Now I’m no psychologist, but I don’t think it takes a PhD to get my point.  You see, fireman, cops, city parks crews and clerk typists all pay taxes too, but if the local taxes you pay are not in the community in which you live, then it really doesn’t have a negative effect on your pocketbook or surroundings does it?  Pensions and raises that city workers receive benefit you as an employee, but what effect does it have in Stockton where you live?  What about the hiring of department heads that have never lived in our community, and therefore, totally unaware of the demographics, history and void of the pride of being from San Jose?  They have no roots here, no ties to the community and the people they were hired to serve.  Most of these folks that the city hires from the outside are lame ducks that are interested in nothing more than padding their future retirement benefits and moving on.  Further, because of Measure J passed years ago transferring the majority of power from the city manager to the mayor, these department heads are at the totally mercy of guys like Chuck Reed.  At one time, when you really screwed up, you and your family had to face the shame of seeing everyone you know at the supermarket, local restaurant and school functions.  Now, you mess up and you go home to Bend, Oregon and who knows the difference.  Not only that, for the “biggies” of local government, you can steal taxpayers dollars meant for essential services through a fencing operation called Redevelopment Agencies and then go home to Tampa, Florida without so much as a middle finger from your once friends and colleagues when they discover you have been ripping them off all those years.
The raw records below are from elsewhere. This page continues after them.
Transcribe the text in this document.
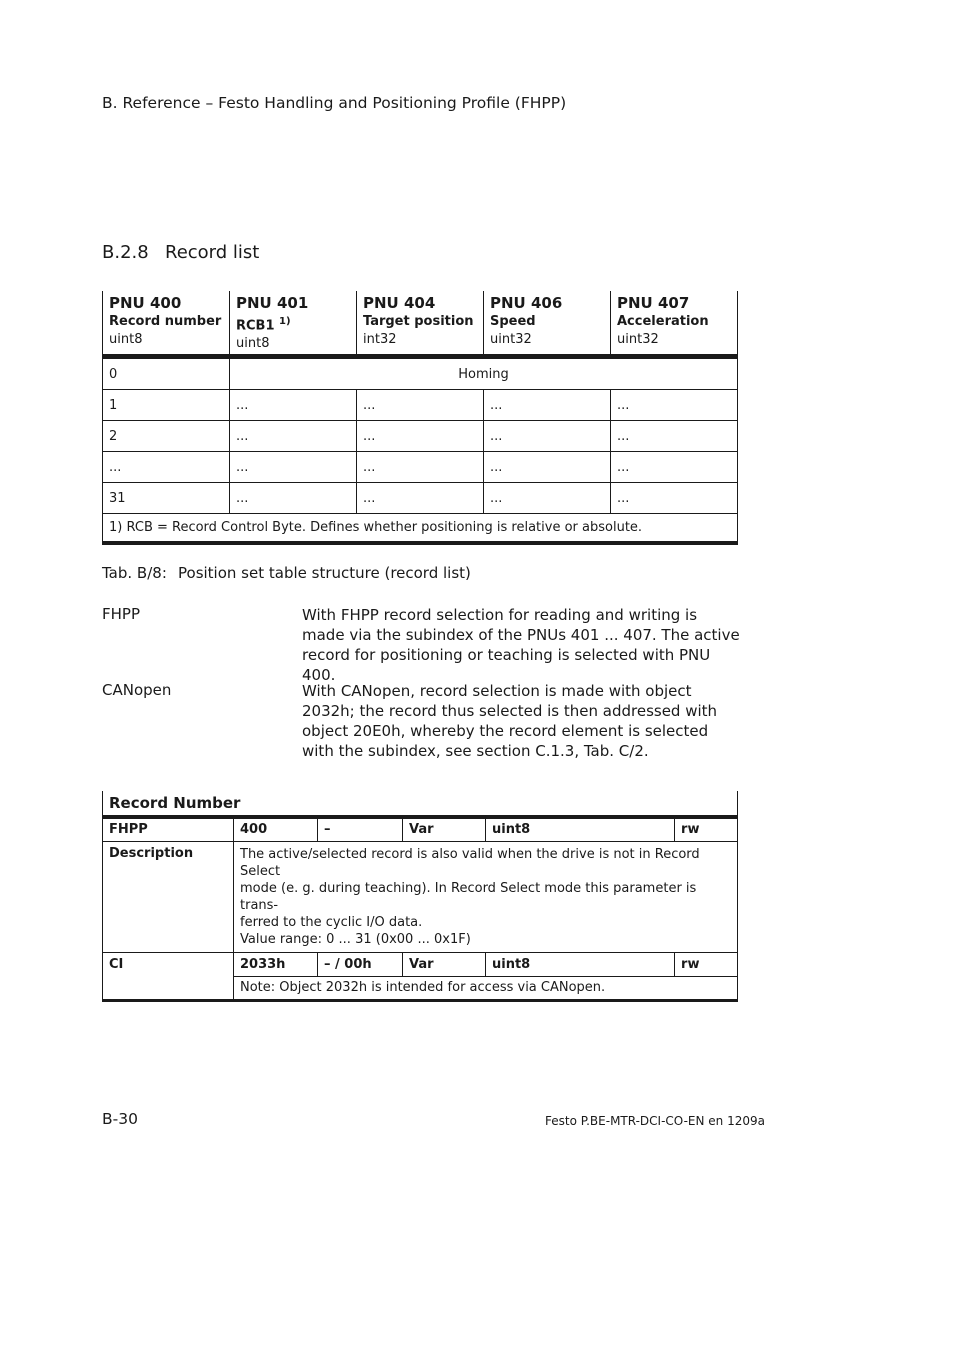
B. Reference – Festo Handling and Positioning Profile (FHPP)
B.2.8 Record list
PNU 400
Record number
uint8	PNU 401
RCB1 $^{1)}$
uint8	PNU 404
Target position
int32	PNU 406
Speed
uint32	PNU 407
Acceleration
uint32

0	Homing			
1	...	...	...	...
2	...	...	...	...
...	...	...	...	...
31	...	...	...	...
1) RCB = Record Control Byte. Defines whether positioning is relative or absolute.				
Tab. B/8: Position set table structure (record list)
FHPP	With FHPP record selection for reading and writing is made via the subindex of the PNUs 401 ... 407. The active record for positioning or teaching is selected with PNU 400.
CANopen	With CANopen, record selection is made with object 2032h; the record thus selected is then addressed with object 20E0h, whereby the record element is selected with the subindex, see section C.1.3, Tab. C/2.
Record Number					
FHPP	400	–	Var	uint8	rw
Description	The active/selected record is also valid when the drive is not in Record Select
mode (e. g. during teaching). In Record Select mode this parameter is trans-
ferred to the cyclic I/O data.
Value range: 0 ... 31 (0x00 ... 0x1F)				

CI	2033h	– / 00h	Var	uint8	rw
	Note: Object 2032h is intended for access via CANopen.				
B-30	Festo P.BE-MTR-DCI-CO-EN en 1209a
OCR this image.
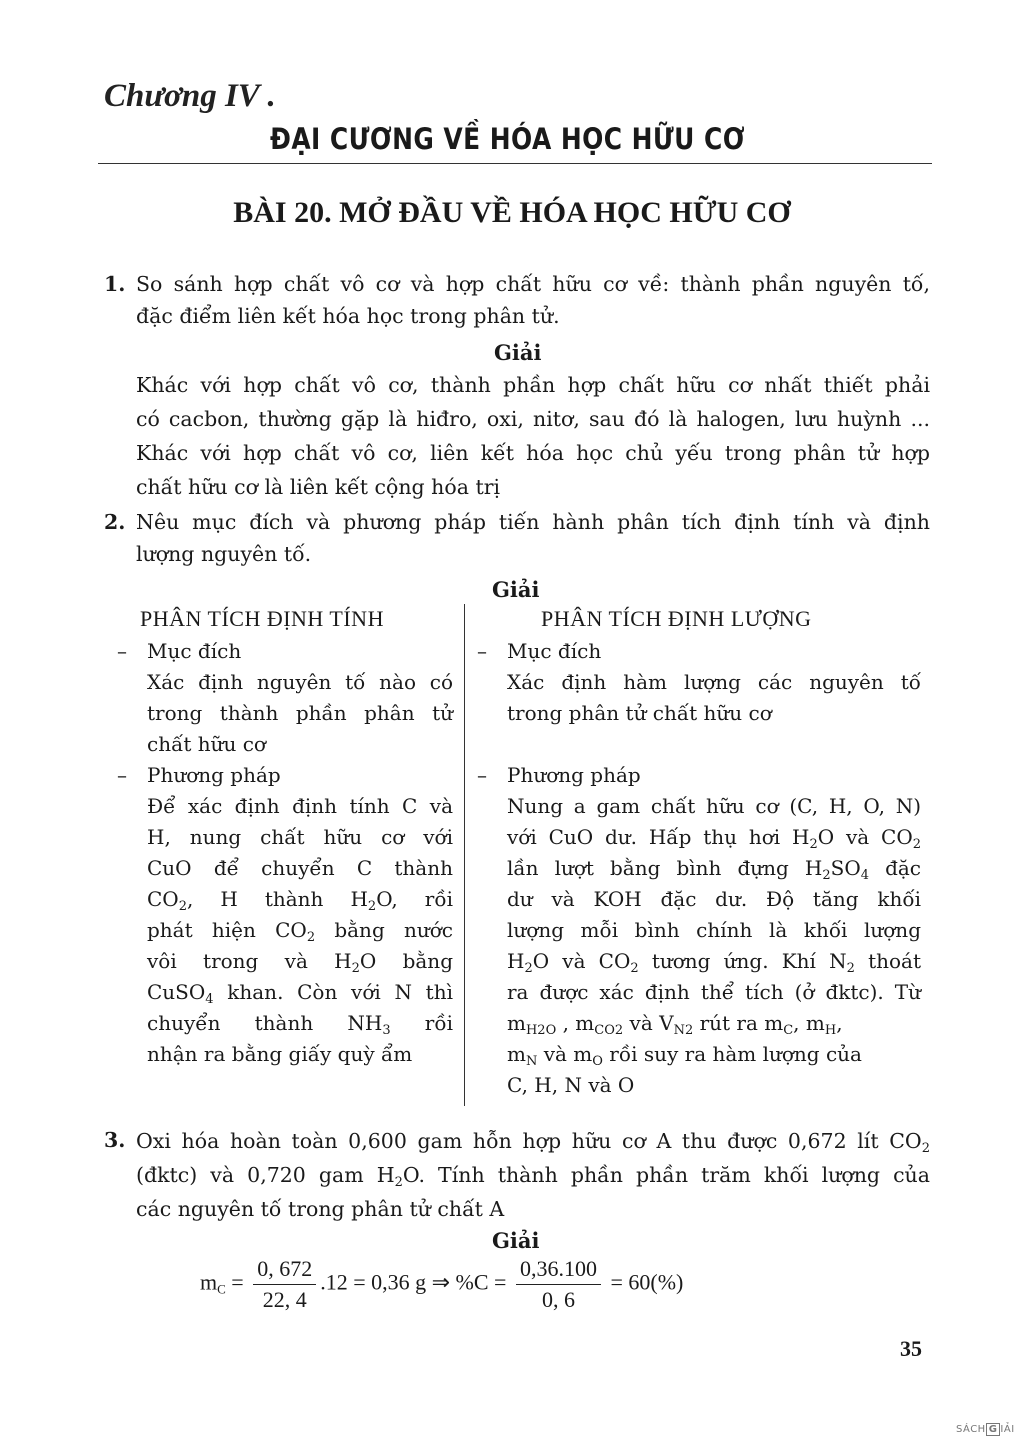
Chương IV .
ĐẠI CƯƠNG VỀ HÓA HỌC HỮU CƠ
BÀI 20. MỞ ĐẦU VỀ HÓA HỌC HỮU CƠ
1. So sánh hợp chất vô cơ và hợp chất hữu cơ về: thành phần nguyên tố,
đặc điểm liên kết hóa học trong phân tử.
Giải
Khác với hợp chất vô cơ, thành phần hợp chất hữu cơ nhất thiết phải
có cacbon, thường gặp là hiđro, oxi, nitơ, sau đó là halogen, lưu huỳnh ...
Khác với hợp chất vô cơ, liên kết hóa học chủ yếu trong phân tử hợp
chất hữu cơ là liên kết cộng hóa trị
2. Nêu mục đích và phương pháp tiến hành phân tích định tính và định
lượng nguyên tố.
Giải
PHÂN TÍCH ĐỊNH TÍNH	PHÂN TÍCH ĐỊNH LƯỢNG
– Mục đích
Xác định nguyên tố nào có
trong thành phần phân tử
chất hữu cơ
– Phương pháp
Để xác định định tính C và
H, nung chất hữu cơ với
CuO để chuyển C thành
$CO_2$, H thành $H_2O$, rồi
phát hiện $CO_2$ bằng nước
vôi trong và $H_2O$ bằng
CuSO$_4$ khan. Còn với N thì
chuyển thành $NH_3$ rồi
nhận ra bằng giấy quỳ ẩm
– Mục đích
Xác định hàm lượng các nguyên tố
trong phân tử chất hữu cơ
– Phương pháp
Nung a gam chất hữu cơ (C, H, O, N)
với CuO dư. Hấp thụ hơi $H_2O$ và $CO_2$
lần lượt bằng bình đựng $H_2SO_4$ đặc
dư và KOH đặc dư. Độ tăng khối
lượng mỗi bình chính là khối lượng
$H_2O$ và $CO_2$ tương ứng. Khí $N_2$ thoát
ra được xác định thể tích (ở đktc). Từ
$m_{H2O}$ , $m_{CO2}$ và $V_{N2}$ rút ra $m_C$, $m_H$,
$m_N$ và $m_O$ rồi suy ra hàm lượng của
C, H, N và O
3. Oxi hóa hoàn toàn 0,600 gam hỗn hợp hữu cơ A thu được 0,672 lít $CO_2$
(đktc) và 0,720 gam $H_2O$. Tính thành phần phần trăm khối lượng của
các nguyên tố trong phân tử chất A
Giải
$m_C = \frac{0, 672}{22, 4} .12 = 0,36$ g ⇒ $\%C = \frac{0,36.100}{0, 6} = 60(\%)$
35
SÁCH G IẢI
So now the question becomes, where do we go from here?  Obviously, forcing city workers and politicians to live within the city limits is no longer an option; nor can you make city employees become more concerned for the finances of a city they don’t live in.  This is why I foresee city services almost entirely going private, including the fire department.   Non personal employees working for independent corporations and entities is already beginning to take shape in San Jose as I write this post.  Future wage and retirement negotiations will be a thing of the past, replaced with contracts drawn up by city attorneys at the direction of one person, the Mayor.  Dealing with city workers will be no different than interacting with Macy department store employees.  Complaints will be dealt with by a customer service representative based in Atlanta, Georgia, not 200 E. Santa Clara Street and don’t forget about those nice emergency medical services you receive in the comfort of your home or business; along with the bill you’re going to get in the mail 30 days later from Metro Fire and Emergency Services.  And what about all those nice new libraries the Mayor seems to be obsessed with?  Those will become the new portal for city services for the poor in the village they reside in.